JERUSALEM — Two shots put an end to Yitzhak Rabin's life and to everything he symbolized in that life. It is as if the image of an entire generation has been shattered, the image of the first generation of Israelis who were born in this land, who sensed that they were distinct and different from the Jews of the Exile, free of that Jewish affliction, the Diaspora. They wanted to create here the image of an independent, proud, strong new Jew. They were--and still are--called the sabras, referring to the cactus fruit whose skin is prickly but whose inner flesh is soft. Yitzhak Rabin was the ultimate representative of that generation, and with his death the Age of the Sabra has, it seems, come to an end.
In all that he did, Rabin cleaved to the wellspring of "Israeliness" and "sabraness." The biography of the man that so many called a traitor was actually a DNA chain of Israeli identity. The agricultural school where he studied as a boy, the Palmach (underground militia) in which he served, his role in the defense of the convoys to besieged Jerusalem in 1948, the liberation of the Negev from the Egyptians, his victory as chief of staff in the Six Day War, the Entebbe Operation . . . there is almost no Israeli for whom these places and moments do not break into an entire spectrum of collective memories that are part of both our national and our very private identities.
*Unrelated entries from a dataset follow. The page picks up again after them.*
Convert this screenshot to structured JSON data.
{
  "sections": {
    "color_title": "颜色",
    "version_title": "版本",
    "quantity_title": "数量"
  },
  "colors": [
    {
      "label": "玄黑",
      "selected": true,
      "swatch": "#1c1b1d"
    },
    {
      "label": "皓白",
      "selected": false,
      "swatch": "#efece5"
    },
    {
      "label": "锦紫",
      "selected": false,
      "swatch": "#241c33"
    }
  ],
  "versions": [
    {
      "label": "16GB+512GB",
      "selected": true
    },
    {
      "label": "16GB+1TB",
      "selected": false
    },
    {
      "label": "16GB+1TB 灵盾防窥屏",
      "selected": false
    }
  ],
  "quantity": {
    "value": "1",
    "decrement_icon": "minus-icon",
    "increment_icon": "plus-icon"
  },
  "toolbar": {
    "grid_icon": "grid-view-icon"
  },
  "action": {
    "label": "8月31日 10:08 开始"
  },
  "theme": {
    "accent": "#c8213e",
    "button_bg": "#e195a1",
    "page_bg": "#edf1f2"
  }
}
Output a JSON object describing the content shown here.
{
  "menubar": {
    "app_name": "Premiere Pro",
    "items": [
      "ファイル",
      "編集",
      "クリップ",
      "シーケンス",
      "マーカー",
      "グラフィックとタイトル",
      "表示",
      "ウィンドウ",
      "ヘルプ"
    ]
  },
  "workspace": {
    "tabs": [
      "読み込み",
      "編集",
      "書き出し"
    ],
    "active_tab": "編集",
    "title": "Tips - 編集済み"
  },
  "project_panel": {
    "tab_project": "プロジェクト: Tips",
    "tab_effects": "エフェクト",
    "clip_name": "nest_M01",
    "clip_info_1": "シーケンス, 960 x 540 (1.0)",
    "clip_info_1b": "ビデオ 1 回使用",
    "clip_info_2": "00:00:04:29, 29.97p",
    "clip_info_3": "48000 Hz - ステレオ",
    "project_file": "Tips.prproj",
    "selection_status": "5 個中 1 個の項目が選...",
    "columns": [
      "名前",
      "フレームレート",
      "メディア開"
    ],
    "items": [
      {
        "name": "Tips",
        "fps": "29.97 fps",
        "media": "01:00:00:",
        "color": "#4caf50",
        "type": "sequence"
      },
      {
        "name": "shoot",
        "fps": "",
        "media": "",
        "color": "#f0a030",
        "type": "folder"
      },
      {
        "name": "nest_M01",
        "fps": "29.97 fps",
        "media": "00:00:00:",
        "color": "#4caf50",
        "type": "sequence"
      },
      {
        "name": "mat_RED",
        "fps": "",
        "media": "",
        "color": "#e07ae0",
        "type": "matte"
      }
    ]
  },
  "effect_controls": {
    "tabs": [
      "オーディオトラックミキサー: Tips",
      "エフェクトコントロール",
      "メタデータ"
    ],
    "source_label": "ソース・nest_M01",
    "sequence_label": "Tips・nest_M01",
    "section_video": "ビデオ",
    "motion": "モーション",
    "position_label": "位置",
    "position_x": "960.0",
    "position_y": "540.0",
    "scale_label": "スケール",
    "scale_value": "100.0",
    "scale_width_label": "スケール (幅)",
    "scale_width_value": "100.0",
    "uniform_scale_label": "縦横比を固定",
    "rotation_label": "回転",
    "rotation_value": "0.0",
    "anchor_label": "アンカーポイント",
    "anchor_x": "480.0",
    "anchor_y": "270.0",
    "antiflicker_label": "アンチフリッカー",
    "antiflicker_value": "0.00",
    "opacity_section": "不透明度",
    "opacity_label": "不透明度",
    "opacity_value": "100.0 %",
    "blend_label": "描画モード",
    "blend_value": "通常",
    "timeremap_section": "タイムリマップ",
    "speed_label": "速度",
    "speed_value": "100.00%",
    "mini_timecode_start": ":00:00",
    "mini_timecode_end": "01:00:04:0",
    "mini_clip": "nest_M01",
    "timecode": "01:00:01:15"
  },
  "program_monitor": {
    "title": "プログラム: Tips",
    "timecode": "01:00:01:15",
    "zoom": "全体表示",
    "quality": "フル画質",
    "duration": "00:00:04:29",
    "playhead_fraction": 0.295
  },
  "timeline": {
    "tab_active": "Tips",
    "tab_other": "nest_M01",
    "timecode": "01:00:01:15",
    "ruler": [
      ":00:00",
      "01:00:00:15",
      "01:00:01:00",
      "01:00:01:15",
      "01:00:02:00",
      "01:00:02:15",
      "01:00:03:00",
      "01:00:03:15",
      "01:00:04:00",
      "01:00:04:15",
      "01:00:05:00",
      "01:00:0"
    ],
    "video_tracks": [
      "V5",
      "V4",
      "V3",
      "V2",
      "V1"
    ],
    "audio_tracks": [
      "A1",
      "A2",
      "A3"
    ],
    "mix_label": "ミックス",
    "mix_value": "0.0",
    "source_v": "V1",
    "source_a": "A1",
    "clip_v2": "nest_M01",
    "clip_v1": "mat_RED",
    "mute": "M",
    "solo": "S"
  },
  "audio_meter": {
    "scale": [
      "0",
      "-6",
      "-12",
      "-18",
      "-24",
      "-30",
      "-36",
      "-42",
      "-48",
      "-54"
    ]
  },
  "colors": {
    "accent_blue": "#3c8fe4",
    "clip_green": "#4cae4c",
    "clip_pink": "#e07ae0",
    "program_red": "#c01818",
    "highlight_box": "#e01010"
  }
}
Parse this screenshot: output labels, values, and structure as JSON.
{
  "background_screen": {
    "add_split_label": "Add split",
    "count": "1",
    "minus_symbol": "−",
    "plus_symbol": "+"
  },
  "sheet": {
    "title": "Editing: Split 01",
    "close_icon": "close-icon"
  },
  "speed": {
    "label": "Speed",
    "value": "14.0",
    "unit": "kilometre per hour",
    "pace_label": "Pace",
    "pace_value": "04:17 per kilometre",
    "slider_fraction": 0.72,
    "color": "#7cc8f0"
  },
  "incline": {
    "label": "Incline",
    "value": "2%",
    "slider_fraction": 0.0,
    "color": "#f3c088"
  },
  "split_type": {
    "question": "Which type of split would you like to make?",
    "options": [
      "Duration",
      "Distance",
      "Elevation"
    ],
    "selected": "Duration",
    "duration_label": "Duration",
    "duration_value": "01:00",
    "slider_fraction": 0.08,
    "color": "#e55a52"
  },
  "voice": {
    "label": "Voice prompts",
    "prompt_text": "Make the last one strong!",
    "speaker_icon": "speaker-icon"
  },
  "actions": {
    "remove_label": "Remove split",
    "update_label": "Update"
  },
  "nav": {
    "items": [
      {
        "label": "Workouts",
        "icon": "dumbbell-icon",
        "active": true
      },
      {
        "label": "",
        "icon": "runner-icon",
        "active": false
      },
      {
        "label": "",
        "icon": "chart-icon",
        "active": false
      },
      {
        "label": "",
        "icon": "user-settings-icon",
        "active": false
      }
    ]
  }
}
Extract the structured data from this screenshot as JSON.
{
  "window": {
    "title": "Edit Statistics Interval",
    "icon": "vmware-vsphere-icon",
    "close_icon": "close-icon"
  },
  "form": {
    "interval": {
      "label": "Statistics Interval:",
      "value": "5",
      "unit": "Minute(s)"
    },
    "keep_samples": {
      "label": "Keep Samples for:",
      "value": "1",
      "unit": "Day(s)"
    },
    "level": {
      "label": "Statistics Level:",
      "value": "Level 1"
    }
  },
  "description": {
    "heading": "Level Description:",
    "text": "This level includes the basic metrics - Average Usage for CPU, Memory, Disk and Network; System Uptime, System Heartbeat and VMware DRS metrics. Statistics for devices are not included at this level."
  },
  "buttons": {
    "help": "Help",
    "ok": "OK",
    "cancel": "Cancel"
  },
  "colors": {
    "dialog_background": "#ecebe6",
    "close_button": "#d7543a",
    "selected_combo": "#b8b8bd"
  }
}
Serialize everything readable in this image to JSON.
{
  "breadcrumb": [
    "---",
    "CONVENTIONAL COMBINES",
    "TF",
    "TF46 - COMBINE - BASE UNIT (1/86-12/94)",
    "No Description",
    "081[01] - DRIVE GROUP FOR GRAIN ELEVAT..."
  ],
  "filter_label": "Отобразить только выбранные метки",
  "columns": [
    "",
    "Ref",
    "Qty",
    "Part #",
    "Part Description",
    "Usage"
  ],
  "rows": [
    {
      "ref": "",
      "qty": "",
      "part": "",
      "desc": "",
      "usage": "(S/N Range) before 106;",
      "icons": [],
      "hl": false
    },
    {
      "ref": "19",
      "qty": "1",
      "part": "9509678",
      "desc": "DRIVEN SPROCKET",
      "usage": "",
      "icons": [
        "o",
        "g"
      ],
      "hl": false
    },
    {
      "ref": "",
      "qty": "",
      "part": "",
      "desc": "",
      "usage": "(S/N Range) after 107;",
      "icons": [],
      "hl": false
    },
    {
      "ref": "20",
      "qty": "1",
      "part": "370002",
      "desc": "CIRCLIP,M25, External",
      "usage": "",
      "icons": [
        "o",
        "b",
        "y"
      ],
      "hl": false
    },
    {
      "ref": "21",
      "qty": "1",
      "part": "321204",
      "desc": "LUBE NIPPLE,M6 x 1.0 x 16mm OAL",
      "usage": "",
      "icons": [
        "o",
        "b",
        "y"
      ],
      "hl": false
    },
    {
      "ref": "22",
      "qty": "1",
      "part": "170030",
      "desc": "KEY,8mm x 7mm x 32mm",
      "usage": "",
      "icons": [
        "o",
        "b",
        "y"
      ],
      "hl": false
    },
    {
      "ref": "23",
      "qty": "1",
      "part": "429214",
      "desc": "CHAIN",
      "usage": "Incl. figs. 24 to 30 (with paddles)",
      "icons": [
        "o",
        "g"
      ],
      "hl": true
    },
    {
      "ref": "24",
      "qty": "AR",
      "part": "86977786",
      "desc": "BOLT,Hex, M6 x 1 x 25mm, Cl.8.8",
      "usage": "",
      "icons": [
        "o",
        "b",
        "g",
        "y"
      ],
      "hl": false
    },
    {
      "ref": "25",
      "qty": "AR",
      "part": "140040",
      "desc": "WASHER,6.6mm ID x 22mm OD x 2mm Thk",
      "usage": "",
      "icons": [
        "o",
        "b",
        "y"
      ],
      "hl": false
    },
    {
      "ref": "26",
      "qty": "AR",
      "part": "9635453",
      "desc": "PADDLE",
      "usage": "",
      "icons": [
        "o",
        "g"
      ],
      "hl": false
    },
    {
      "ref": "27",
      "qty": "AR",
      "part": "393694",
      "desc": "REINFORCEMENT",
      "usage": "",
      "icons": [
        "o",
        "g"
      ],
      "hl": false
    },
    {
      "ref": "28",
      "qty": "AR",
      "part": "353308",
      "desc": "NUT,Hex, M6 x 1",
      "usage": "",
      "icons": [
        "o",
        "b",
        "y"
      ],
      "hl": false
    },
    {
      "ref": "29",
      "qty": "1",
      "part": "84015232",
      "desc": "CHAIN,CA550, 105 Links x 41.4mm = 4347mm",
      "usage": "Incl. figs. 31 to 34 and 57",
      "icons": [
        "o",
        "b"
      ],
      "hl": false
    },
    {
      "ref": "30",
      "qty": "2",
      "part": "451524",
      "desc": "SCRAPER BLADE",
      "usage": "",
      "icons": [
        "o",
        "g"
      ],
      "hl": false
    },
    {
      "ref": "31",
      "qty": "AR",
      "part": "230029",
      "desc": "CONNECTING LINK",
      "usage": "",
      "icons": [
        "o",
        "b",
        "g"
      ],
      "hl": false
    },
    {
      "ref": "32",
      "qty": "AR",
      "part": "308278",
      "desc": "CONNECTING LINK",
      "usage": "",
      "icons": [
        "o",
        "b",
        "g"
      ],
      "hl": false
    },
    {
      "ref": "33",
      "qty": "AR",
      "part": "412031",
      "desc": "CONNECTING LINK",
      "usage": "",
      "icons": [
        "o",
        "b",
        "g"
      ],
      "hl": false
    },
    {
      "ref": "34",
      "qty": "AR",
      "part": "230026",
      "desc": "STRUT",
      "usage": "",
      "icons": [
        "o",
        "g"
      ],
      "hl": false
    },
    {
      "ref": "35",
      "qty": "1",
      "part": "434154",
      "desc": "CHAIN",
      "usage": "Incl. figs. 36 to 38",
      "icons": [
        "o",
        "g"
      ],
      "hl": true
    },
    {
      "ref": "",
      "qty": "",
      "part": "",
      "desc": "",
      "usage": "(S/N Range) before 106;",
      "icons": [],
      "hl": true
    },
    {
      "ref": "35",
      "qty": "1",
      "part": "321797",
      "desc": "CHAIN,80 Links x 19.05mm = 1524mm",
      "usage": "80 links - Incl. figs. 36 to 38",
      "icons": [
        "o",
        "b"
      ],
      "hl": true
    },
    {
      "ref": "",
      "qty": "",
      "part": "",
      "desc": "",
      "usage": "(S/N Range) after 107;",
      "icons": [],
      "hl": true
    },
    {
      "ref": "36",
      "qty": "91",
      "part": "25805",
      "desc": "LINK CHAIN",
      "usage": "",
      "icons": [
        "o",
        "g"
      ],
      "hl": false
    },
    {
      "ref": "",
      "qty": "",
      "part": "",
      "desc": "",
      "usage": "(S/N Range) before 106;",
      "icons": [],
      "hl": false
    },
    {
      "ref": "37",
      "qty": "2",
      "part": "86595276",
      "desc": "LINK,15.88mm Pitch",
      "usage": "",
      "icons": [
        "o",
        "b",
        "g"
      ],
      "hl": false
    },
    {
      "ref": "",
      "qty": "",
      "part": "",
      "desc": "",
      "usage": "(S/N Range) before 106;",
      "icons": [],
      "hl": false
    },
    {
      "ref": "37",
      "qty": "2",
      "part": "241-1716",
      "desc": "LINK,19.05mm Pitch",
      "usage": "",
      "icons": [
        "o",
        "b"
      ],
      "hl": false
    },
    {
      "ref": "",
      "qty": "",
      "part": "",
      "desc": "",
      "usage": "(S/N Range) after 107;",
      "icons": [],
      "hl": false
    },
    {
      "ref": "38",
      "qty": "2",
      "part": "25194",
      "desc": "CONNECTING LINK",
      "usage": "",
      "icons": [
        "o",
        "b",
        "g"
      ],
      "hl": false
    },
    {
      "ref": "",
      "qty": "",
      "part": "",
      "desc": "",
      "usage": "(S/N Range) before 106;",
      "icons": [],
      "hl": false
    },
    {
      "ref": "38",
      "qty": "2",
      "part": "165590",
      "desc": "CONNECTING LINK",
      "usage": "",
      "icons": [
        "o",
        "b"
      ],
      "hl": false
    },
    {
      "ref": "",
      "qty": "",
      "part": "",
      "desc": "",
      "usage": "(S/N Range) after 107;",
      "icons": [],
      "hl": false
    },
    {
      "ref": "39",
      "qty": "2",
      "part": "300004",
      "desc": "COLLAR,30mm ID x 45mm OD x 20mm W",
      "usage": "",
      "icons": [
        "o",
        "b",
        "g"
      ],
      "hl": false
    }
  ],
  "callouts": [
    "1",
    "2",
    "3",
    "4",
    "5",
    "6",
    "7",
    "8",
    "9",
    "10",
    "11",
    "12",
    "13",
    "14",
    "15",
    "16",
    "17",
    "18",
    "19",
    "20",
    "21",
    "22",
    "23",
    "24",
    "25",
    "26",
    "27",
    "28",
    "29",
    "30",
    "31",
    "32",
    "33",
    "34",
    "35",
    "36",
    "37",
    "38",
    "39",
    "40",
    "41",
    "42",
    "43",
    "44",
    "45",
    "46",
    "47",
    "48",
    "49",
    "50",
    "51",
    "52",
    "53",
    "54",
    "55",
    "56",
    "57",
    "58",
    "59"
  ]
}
But it was not only at his heights that he was the sabra; he typified the sabra also in his failures and failings. An entire generation could look at him, like a reflection, and see what had happened to them, to the mythological, ideal and idealist sabra, when his life became entangled in small, routine matters, in political intrigues, in the seductions of money.
We could even learn, from the way he looked, something that, because of a lack of historical experience, we almost did not know: how to turn this sabra, symbol of the new Jew, with that youthful shock of hair and the handsome face, into a middle-aged man, and then into an old man. Through Rabin's visage we could sense how the ideal, the dream, slowly took on flesh as part of reality, of life, and of time. We walked with him, and in this way, too, as if walking with ourselves, each man according to his age, we read our own image in his.
And then, just as he was sunk deep at the nadir of his biography, he began to rise again. In my eyes, Rabin made an astounding turnabout in recent years, back to the deepest essence of that "sabraness" that had faded a bit over time. He had within him the capability for an astounding renewal; there was devotion to the deepest, most manifest interest of Israel and the Jewish people, and--especially--there was exceptional bravery. Rabin not only revised his political beliefs; he also showed us all, the doubters as well, that we never have to be the slaves of our fears, of our previous opinions, of whatever education we have received, nor of the circumstances of our lives.
Rabin overcame all like a lion, and first of all he overcame himself, that very specific, harsh, power-based view of the world, one lacking in all subtlety. He overcame those solely military reflexes that were so vital to him--and to Israel--in times of war. In a very short time, relatively, he almost re-created himself as a statesman, as a military leader and as a person. I wonder how many of us would be able, at an age younger than his, and with a much less weighted and obligating biography, to discern, at the right moment, the opportunity, the new state of affairs, and to act with such determination in an unfamiliar field of action. How many of us would be able to achieve such a victory over ourselves, over the fears etched within us, over our very natures?
Sunday, I drove through the Jerusalem Forest, and at one of the twists in the road, along the side, I saw, almost hidden in a small thicket of trees, a man quickly tearing "Rabin Is a Murderer" and "Rabin Is a Traitor" stickers off his car. Hundreds of thousands of such stickers have been distributed in Israel over the past year by opponents of the peace process. What will that man say to his children today, how will he explain to them why he put the stickers on his car and why he peeled them off?
Just as has happened so many times in history, the shots came only at the end of a very long chain of violent phrases, provocations and curses, and of incendiary stickers on cars. Did the speakers and the cursers and the provocateurs on the roads not understand that at the end of such a chain there is always one man with a gun who will add the deadly exclamation point to the words of theirs that rang in his ears?
I am sure that they knew; I am convinced that they understood.